If you need out-of-season ingredients and you’re worried about nutritional content, it may be best to go for something frozen instead of fresh. Flash-frozen vegetables are picked when they were still in season to keep most of their nutrients, and they’re made ready for you to consume any time of the year.
- Just Nuke it.
Ah, the microwave. Most people think that it’s just a quick, lazy way to cook food. Celebrity chefs hate the concept of microwaving food, but it’s not the worst option when it comes to keeping food nutritious. In fact, because microwaving is a “dry” cooking method, most of the nutrients in the vegetable are locked in instead of leaching into the cooking water.
Furthermore, microwaving is also great for cooking vegetables (and other types of food in general) if you want to keep the antioxidants mostly untouched.
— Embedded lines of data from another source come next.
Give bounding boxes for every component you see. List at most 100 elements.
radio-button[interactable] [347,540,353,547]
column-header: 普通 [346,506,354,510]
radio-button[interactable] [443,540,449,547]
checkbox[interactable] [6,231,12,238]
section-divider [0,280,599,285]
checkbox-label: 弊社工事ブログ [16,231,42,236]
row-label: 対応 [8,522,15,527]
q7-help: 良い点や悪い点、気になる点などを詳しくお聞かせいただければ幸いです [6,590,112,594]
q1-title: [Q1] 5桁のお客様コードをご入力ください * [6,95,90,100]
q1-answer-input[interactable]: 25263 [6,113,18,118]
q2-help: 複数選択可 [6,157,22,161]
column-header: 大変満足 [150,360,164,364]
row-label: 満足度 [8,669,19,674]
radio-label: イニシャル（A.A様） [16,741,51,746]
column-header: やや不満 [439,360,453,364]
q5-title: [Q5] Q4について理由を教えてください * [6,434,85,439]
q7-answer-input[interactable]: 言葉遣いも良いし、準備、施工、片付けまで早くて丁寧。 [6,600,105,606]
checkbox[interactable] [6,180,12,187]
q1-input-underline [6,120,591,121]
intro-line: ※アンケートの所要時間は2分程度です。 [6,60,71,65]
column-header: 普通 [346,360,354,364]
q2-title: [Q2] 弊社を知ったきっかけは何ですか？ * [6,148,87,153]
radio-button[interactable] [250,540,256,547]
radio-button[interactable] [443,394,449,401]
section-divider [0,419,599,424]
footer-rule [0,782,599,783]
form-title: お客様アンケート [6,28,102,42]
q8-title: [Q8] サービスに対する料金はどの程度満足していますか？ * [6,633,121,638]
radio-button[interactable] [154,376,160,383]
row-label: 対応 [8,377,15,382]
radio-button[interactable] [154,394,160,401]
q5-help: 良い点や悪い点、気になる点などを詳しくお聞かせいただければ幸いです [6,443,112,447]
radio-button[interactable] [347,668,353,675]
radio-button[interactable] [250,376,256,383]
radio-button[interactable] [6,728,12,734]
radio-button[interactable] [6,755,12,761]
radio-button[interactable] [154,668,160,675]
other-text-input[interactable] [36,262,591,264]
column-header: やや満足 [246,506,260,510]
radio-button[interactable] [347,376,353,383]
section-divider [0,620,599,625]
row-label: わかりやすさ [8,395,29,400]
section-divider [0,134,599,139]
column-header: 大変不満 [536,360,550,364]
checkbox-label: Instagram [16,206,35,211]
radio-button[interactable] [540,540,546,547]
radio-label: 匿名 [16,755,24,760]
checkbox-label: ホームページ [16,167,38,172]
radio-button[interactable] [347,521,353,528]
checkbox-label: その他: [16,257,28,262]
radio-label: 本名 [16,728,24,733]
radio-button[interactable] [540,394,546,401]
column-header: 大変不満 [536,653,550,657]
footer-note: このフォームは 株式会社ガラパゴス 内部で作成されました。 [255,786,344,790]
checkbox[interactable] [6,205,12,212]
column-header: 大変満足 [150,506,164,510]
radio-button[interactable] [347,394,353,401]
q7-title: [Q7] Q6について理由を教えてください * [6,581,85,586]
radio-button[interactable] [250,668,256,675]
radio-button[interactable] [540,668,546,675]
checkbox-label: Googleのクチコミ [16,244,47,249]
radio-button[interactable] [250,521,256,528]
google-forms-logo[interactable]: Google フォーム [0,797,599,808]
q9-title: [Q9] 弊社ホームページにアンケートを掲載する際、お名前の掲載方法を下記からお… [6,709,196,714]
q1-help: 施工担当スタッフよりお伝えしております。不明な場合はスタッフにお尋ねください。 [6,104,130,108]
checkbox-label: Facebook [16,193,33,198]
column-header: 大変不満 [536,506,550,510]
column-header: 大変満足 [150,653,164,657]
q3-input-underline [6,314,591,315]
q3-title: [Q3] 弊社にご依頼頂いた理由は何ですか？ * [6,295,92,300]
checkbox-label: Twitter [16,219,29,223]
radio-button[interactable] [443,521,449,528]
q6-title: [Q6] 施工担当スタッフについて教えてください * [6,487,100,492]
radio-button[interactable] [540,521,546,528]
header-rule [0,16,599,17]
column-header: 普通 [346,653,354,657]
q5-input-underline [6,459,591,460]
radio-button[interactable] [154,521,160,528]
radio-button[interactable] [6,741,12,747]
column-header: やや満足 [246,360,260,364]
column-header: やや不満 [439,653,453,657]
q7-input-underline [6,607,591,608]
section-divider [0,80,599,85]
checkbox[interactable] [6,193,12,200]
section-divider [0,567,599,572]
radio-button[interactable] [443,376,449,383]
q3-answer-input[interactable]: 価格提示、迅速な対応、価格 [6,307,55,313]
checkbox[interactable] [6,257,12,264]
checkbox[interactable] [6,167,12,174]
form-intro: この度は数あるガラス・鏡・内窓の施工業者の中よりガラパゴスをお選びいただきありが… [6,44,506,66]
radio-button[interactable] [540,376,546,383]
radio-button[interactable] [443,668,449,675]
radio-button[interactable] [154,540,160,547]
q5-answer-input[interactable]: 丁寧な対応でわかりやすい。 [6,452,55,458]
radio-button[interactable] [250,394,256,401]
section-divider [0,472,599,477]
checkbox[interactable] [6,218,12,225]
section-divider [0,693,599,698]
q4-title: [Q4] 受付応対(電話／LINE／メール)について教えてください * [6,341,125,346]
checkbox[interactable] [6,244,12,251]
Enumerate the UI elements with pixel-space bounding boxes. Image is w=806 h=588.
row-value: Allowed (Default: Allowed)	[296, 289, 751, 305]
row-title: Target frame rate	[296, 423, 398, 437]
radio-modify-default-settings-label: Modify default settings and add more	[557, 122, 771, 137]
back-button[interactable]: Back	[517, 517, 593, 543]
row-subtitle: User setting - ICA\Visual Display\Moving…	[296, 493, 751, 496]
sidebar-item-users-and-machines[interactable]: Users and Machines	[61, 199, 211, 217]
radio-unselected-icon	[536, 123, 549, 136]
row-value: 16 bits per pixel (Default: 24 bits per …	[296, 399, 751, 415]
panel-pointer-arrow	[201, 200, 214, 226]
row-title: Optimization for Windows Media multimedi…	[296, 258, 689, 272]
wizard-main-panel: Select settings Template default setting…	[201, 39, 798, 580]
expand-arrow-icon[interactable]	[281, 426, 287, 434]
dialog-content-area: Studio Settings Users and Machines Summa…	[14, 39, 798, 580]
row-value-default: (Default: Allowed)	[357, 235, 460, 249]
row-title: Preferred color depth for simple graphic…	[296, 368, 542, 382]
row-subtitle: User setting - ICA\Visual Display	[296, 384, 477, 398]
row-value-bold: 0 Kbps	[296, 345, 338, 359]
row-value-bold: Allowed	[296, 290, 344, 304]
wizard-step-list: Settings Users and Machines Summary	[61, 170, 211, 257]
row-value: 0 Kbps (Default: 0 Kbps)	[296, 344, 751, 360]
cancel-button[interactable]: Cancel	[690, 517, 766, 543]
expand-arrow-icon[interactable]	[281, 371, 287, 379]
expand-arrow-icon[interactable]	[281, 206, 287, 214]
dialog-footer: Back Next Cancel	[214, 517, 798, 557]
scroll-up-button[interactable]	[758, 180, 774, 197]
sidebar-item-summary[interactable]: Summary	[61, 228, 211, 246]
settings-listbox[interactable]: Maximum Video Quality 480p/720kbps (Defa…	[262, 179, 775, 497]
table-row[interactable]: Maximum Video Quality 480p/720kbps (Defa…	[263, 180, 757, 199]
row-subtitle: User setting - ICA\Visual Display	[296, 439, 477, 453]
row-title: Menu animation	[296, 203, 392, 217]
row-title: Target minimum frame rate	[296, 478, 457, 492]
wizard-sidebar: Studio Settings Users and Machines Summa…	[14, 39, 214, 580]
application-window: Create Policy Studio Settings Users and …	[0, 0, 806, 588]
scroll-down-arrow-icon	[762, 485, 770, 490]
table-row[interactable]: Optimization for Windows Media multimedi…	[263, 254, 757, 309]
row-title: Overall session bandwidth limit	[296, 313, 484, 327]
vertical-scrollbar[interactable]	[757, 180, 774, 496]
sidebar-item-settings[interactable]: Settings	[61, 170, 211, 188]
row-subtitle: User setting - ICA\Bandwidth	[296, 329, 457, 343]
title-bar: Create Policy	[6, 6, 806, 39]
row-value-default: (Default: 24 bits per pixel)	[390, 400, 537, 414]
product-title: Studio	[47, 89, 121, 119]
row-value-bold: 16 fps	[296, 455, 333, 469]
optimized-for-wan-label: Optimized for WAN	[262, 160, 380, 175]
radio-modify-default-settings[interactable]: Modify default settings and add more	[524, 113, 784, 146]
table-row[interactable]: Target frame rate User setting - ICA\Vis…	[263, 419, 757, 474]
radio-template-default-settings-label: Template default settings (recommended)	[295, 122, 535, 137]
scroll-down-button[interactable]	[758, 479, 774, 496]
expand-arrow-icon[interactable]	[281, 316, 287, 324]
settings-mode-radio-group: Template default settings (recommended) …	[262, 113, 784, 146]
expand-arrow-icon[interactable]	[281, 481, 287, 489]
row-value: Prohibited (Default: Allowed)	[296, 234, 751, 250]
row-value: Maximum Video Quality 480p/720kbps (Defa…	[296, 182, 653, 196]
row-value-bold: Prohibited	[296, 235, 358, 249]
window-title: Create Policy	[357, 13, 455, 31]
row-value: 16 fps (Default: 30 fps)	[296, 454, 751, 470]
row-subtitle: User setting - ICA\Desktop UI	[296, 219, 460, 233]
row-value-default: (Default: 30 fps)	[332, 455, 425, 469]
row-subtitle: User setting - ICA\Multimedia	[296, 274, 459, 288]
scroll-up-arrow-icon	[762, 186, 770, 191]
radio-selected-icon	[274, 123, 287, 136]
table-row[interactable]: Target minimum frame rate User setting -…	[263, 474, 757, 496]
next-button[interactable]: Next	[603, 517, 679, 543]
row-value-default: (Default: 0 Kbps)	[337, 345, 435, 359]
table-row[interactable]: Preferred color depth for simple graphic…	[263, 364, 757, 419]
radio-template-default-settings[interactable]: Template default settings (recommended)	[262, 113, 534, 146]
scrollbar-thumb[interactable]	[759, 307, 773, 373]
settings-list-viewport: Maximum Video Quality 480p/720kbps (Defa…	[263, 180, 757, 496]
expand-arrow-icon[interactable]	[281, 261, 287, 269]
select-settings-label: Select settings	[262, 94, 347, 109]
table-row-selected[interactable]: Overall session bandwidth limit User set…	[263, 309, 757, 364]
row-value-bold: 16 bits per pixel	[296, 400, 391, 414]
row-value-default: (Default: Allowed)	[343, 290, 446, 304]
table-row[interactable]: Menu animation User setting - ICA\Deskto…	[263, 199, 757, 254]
A study by the Journal of Food Science way back in 2009 revealed that beans, beets, artichokes, asparagus, spinach, garlic, and onion retained their high levels of antioxidants when they are microwaved compared to other cooking methods.
- Fat and Citrus
When it comes to healthy eating, people generally try to avoid fat. However, there are cases when adding fat to your meal actually makes the dish more nutritious. Remember the fat-soluble vitamins that are better absorbed if the veggies were boiled? Adding some fat courtesy of butter or margarine also has a similar effect and makes it easier for your body to absorb the nutrients, not to mention that these ingredients also enrich the taste of your veggie dish.
There are also times when you need certain nutrients to better absorb other nutrients. In this case, vitamin C. Citrus is rich in vitamin C and can be used on almost any vegetable-based dish either as zest or as an extract. Vitamin C aids in the digestion of veggies like spinach and broccoli, which are very rich in iron.
- To Peel or Not to Peel
While many ingredients are better off peeled, certain vegetables have a lot of their healthy stuff located in their skins. Perhaps the most common example of this are carrots. Carrot skin is rich in health compounds known as polyacetylenes, which may have antibiotic and anti-inflammatory properties. On the other hand, cucumber skins have good amounts of calcium, phosphorus, magnesium, and vitamin A.
Leaving vegetable skin intact is usually a good decision, but there’s one thing you should always keep in mind, and that’s how clean the vegetables are. Sure, you can have nutritious carrots, but if you don’t know where those carrots came from and you weren’t able to properly wash them, you run the risk of ingesting harmful bacteria in large amounts.
Feeling confused? Here’s a rule of thumb: keep the skin if it’s nutritious and clean. This means no traces or residue mud or signs of mold growth. If you can thoroughly clean your veggies, do so. However, keep in mind that some veggies can have their water-soluble nutrients literally scrubbed off them if you wash them too much.